Kobe and Shaq. What doofuses. Personally, I think they should let them duke it out. A cage match on pay-per-view. I’d pay to watch, especially since Shaq the dumb would probably beat the crap out of Kobe the pussy.
And another thing (about why this season sucks)-- the returning champs front 5 are all injured? What the hell?
If the greatest hope a fan can have involves the fact that you are rejoicing over Vin Baker being on your team, then truly your organization is lost.
Of course, I live in Atlanta. Our greatest hope as an NBA town is that realignment next year will probably put us in the most pathetic professional sports division ever.
Miami, Orlando, Atlanta, Washington, and Charlotte (A soon to be expansion team.) Current combined record of 9-30. Egad.
Since my beloved Bullets have dropped 4 in a row, I’ve started watching a lot more Slamball. The last 2 minutes of the game actually lasts about 2 minutes, there’s no E! True Hollywood Story about any of the players (yet), and, most importantly, Bill Walton doesn’t announce.
God willing, Kobe will be shipped off to a crowbar hotel and we’ll be spared more of this ridiculous Shaq-Kobe nonsense.
I’m having enough difficulty watching the Raptors’ “offense,” in which they “shoot” the ball at the basket.
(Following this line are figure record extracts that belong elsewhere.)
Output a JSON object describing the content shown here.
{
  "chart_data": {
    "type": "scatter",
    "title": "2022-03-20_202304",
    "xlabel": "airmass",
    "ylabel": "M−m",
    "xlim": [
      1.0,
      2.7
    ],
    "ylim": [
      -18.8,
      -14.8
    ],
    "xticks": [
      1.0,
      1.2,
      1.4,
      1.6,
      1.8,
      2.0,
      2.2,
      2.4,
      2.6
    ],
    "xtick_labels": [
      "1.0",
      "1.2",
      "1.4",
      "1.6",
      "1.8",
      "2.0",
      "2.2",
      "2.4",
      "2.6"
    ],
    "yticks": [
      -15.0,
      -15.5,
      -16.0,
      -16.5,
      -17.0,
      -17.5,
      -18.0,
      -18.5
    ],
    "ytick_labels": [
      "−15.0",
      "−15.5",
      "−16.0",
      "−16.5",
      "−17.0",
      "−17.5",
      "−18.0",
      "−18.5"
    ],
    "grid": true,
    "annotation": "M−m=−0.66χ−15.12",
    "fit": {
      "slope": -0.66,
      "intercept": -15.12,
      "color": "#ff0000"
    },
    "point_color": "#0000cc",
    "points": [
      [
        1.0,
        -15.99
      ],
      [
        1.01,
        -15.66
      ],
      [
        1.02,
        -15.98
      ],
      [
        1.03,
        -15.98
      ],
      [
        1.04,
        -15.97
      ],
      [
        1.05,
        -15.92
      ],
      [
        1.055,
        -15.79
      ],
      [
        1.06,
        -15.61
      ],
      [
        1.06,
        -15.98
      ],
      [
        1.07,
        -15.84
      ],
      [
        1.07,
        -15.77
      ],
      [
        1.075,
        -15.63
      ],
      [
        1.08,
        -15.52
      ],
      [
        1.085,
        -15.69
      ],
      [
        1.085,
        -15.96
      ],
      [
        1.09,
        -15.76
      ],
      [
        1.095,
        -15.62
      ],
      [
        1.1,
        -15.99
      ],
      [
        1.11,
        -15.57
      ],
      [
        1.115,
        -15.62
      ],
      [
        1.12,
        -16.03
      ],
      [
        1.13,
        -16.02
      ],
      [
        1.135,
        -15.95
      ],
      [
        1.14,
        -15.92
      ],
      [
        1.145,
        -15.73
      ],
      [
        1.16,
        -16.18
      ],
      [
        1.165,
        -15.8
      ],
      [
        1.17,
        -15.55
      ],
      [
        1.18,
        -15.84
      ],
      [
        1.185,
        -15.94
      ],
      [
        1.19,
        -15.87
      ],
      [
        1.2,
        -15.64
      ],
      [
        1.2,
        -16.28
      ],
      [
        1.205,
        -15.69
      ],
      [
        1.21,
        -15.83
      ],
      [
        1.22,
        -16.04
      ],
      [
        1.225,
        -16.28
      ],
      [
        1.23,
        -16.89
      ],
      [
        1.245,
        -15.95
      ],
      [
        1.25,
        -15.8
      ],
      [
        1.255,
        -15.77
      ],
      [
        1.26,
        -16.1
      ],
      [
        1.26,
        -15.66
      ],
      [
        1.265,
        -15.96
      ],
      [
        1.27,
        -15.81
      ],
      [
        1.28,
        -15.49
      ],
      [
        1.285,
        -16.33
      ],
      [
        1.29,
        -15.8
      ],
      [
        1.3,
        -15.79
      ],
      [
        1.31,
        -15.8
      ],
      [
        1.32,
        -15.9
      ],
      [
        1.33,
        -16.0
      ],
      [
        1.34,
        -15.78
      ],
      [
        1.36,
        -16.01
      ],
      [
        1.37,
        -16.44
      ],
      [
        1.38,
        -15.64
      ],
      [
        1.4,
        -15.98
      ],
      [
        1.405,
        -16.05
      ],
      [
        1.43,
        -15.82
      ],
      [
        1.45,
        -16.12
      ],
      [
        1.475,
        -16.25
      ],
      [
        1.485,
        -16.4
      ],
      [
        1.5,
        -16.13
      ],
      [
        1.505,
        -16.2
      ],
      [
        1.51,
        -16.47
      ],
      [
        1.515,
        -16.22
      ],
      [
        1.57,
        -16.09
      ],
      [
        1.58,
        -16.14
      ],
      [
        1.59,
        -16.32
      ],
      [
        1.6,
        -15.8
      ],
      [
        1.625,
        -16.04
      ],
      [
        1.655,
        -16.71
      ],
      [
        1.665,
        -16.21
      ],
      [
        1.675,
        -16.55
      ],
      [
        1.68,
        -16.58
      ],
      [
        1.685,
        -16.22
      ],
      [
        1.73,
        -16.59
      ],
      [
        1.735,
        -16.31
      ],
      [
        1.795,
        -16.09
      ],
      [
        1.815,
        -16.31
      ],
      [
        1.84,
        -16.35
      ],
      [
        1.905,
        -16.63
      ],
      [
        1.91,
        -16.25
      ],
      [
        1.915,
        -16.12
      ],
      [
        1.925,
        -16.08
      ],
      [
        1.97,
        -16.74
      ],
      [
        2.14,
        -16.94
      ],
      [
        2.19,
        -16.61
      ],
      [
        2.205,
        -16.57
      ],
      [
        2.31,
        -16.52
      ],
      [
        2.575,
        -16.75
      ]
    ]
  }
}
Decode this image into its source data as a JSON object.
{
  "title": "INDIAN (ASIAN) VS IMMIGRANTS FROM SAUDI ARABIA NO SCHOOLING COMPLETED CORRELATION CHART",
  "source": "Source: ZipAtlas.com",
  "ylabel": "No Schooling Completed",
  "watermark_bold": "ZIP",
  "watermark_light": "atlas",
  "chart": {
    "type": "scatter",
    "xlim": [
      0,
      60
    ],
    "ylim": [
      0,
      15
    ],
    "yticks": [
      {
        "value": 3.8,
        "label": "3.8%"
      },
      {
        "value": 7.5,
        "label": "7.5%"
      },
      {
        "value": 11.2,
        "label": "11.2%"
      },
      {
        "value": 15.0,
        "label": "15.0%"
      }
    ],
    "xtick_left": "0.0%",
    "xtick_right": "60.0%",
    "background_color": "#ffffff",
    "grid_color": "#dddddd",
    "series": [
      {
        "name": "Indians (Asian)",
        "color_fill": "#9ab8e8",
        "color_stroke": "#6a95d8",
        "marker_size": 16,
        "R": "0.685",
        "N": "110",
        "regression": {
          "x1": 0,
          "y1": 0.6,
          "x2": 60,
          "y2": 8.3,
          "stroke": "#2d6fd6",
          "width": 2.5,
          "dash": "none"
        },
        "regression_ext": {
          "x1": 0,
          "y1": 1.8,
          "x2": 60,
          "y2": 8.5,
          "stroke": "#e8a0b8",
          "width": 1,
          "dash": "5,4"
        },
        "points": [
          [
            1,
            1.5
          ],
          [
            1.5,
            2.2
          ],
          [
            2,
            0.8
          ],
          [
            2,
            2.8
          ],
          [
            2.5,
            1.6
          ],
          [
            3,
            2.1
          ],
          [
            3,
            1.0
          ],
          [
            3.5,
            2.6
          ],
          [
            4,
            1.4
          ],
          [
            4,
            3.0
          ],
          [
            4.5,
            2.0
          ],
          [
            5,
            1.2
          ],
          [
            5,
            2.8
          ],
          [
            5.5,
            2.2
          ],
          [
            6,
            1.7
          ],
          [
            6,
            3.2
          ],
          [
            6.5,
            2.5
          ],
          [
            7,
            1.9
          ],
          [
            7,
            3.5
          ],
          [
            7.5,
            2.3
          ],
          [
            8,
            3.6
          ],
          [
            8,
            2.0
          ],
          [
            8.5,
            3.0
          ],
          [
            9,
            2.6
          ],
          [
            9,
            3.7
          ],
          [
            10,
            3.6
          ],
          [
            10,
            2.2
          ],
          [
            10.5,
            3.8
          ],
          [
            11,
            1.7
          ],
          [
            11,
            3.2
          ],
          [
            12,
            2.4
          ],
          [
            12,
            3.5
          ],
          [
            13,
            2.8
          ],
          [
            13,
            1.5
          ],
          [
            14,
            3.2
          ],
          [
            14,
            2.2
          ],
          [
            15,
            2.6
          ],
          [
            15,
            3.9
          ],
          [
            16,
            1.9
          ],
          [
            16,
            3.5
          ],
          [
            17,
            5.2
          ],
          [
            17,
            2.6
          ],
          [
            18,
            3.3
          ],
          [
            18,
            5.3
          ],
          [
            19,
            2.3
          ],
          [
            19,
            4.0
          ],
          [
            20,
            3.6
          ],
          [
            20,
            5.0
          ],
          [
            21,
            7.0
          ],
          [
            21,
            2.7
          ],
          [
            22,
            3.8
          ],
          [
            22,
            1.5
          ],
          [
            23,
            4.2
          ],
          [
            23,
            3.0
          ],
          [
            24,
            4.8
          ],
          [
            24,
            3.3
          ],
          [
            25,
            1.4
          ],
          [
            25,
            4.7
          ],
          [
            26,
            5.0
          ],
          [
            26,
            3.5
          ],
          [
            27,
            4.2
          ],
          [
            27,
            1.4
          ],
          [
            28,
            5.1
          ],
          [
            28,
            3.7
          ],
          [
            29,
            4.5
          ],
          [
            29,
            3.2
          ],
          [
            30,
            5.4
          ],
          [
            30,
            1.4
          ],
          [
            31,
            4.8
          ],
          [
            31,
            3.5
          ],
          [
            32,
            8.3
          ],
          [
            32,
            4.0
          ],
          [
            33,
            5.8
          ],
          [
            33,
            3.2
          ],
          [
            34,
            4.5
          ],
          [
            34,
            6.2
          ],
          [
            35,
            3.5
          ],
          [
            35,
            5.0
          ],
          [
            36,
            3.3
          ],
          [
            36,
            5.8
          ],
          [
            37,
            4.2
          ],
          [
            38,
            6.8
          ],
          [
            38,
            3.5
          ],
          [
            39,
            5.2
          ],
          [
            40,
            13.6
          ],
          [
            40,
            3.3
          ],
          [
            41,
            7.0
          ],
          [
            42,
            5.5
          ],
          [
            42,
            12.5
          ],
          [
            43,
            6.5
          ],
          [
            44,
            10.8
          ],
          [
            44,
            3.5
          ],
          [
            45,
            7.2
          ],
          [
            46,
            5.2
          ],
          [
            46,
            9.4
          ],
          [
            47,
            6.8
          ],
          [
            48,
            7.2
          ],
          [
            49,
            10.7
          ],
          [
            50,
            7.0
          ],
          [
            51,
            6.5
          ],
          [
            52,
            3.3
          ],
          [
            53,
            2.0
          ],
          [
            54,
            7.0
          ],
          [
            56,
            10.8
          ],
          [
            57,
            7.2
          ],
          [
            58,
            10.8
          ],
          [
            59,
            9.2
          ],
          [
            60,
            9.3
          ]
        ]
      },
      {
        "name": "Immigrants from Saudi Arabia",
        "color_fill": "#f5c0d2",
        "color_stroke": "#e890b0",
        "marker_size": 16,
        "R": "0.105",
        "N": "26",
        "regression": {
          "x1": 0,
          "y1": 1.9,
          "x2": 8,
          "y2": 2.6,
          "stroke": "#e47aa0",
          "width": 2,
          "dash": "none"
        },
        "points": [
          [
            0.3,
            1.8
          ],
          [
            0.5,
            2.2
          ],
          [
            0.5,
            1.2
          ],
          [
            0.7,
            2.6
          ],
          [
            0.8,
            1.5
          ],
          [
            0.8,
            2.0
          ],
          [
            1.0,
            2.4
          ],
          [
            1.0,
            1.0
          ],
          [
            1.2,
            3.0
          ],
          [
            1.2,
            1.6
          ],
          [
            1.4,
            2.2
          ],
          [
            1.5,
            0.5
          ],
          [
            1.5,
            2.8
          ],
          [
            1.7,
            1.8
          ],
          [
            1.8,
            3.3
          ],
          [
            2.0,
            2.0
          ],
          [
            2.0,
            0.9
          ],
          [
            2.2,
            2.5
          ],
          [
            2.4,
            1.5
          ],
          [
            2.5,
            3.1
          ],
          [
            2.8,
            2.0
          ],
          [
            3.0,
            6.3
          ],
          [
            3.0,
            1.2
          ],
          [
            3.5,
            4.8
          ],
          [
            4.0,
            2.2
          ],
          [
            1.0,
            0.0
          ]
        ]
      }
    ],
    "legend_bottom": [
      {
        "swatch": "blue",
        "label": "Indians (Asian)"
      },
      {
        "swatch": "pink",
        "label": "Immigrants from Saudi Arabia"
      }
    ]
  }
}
If you’re wondering why I put those words in quotation marks, just watch them try to run a “half-court set.” You’ll soon know why. In my agony, the last thing I need is to hear yet another announcer babbling about alleged marital problems at Staples Center.
Well as a huge Mailman fan, I have to go with LA this year, even though I can’t stand Kobe.
As a huge Van Gundy fan, I’ll be quietly pulling for Houston for years to come.
I also hope Lebron blows out his ACL, and that McDyess (AKA Grant Hill) blows his out his stupid knee and retires already. The hope he gives to Knick fans is sickening.